La conscience phonologique constitue une habileté fondamentale pour apprendre à lire. Toutes les langues parlées ont une phonologie ou un système de sons et, dans le cas de langues telles que le français et l’anglais où le système d’écriture alphabétique a été conçu dans le but premier de représenter le système de parole, il est essentiel de prendre conscience de la relation qui existe entre les sons de la langue parlée (phonèmes) et les lettres (graphèmes) (Juel, 1988). La conscience phonologique est un terme hyperonyme qui englobe la façon dont la langue parlée peut être décomposée en unités de diverses tailles : les unités de plus grande taille , telles que les mots et les syllabes, et celles de plus petite taille, telles que les phonèmes initiaux et les rimes (p. ex. : le mot « vache » peut être décomposé comme suit : « v » étant le phonème initial et « ache » étant la rime, et le mot « chat » peut être décomposé comme suit : « ch » étant le phonème initial et « at » étant la rime). L’élément d’aptitude le plus rapproché de l’acquisition de la lecture et de l’écriture est la prise de conscience de la façon dont les mots sont segmentés en leurs plus petites unités sonores, soit les phonèmes.

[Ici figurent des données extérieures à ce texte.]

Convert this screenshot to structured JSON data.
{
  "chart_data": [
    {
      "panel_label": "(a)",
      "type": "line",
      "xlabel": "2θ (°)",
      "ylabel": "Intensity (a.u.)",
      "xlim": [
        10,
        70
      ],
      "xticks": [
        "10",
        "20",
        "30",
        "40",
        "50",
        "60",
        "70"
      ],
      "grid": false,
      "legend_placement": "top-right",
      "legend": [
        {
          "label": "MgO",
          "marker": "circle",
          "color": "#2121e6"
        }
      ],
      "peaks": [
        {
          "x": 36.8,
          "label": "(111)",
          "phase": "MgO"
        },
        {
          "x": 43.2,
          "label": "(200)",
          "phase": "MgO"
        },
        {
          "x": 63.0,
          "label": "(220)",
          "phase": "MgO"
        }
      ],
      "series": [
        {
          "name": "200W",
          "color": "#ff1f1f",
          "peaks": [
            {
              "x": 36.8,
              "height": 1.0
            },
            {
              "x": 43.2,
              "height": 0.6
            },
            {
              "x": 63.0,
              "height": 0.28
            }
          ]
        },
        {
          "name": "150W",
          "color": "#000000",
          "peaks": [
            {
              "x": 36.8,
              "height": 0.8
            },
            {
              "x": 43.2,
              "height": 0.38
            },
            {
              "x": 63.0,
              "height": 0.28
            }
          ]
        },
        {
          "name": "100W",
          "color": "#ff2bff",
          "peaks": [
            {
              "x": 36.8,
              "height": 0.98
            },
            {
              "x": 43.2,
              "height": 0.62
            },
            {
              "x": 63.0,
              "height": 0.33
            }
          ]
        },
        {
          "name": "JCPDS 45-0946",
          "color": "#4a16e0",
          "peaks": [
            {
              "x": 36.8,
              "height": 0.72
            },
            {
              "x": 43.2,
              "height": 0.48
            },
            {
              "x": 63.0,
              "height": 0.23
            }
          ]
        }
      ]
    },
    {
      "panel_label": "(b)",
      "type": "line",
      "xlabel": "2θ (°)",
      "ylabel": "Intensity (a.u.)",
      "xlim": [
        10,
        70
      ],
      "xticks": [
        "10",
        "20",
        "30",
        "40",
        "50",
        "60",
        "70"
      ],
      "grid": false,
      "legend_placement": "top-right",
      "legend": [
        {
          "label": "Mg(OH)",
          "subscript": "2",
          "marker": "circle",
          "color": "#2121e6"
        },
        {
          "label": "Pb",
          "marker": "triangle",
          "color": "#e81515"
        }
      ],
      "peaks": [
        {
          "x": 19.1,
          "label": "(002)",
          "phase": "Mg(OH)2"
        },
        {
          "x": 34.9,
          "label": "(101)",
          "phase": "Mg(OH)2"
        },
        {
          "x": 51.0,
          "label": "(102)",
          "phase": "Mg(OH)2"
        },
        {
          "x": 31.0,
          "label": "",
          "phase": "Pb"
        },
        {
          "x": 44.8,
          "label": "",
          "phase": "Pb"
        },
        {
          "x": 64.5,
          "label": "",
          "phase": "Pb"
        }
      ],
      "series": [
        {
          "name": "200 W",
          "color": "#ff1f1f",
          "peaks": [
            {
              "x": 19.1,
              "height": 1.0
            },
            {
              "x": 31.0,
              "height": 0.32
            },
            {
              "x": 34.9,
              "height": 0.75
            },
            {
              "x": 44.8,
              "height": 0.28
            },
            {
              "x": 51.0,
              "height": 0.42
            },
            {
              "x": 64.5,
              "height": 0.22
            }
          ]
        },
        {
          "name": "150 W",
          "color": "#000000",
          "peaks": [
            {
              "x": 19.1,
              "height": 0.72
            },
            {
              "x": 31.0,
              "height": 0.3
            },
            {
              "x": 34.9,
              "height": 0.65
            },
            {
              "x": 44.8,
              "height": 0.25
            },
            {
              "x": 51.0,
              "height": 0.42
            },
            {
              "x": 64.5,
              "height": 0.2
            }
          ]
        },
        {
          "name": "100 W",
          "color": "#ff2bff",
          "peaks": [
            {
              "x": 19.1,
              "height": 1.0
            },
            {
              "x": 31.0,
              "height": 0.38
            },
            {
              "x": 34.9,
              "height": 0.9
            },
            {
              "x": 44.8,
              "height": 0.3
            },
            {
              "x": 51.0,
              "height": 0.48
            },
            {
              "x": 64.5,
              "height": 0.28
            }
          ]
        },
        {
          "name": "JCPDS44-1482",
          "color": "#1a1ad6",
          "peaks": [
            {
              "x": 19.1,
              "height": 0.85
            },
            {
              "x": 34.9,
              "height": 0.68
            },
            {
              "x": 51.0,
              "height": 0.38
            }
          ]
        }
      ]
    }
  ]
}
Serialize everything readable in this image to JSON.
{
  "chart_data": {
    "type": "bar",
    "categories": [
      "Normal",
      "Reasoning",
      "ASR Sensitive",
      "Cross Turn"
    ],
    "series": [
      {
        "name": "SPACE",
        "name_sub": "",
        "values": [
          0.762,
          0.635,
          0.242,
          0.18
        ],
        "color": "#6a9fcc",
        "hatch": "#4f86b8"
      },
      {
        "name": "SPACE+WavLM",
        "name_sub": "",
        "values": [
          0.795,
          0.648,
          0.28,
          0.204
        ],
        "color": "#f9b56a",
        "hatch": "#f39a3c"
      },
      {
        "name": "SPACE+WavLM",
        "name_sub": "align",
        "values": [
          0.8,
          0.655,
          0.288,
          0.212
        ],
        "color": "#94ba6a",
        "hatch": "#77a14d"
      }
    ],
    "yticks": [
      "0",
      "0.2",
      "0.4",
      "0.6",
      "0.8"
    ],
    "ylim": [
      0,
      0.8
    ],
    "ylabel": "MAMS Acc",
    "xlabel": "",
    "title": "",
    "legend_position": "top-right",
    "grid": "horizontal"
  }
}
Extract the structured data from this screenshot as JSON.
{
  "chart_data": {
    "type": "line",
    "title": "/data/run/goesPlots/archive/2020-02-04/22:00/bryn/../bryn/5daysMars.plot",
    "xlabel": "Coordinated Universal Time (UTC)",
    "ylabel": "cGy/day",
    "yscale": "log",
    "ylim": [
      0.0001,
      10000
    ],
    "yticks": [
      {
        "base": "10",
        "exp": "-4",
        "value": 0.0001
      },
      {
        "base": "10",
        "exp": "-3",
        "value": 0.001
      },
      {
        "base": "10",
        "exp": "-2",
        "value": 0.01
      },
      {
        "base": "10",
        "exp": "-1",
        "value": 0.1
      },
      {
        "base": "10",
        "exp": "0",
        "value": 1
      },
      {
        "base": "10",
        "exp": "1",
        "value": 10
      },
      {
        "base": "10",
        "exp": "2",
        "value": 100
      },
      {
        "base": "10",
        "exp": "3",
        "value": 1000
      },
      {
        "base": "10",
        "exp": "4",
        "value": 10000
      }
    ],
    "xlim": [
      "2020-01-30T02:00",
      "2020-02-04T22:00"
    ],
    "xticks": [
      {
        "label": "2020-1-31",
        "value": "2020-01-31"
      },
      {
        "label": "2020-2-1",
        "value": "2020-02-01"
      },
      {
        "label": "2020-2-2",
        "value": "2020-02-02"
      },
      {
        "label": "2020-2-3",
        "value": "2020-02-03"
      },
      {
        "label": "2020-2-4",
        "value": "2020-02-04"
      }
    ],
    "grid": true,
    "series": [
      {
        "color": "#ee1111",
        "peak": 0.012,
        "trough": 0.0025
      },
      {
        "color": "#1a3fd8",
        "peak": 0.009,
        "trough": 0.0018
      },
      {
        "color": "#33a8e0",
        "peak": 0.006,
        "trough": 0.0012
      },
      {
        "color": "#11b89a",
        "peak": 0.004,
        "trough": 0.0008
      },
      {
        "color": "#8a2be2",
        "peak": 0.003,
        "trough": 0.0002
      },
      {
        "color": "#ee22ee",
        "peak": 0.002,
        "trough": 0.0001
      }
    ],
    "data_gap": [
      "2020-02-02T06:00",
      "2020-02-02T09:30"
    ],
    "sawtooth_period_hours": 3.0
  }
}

La conscience phonémique est une sous-catégorie de la conscience phonologique, et son enseignement permet aux enfants d’identifier, d’isoler, de fusionner, de catégoriser et de localiser les divers phonèmes des mots oraux. La conscience phonémique constitue la pierre angulaire des programmes de littératie pour les débutantes et débutants en lecture et pour les personnes présentant des troubles d’apprentissage en langage écrit (lecture et écriture). Selon la recherche, les difficultés en conscience phonémique et dans d’autres sphères de la phonologie provoquent des atteintes quand à l’acquisiton de la lecture et de l’orthographe, et permettent de les prédire. (Bryant et al., 2014; Ehri et al., 2001)  Or, l’enseignement du décodage pourrait s’avérer inefficace, à moins que les enfants puissent d’abord entendre les sons de la langue parlée (Juel, 1988; Perfetti et al., 1987). Ces difficultés s’appliquent quels que soient le QI, la race et la situation socioéconomique de l’apprenante ou de l’apprenant.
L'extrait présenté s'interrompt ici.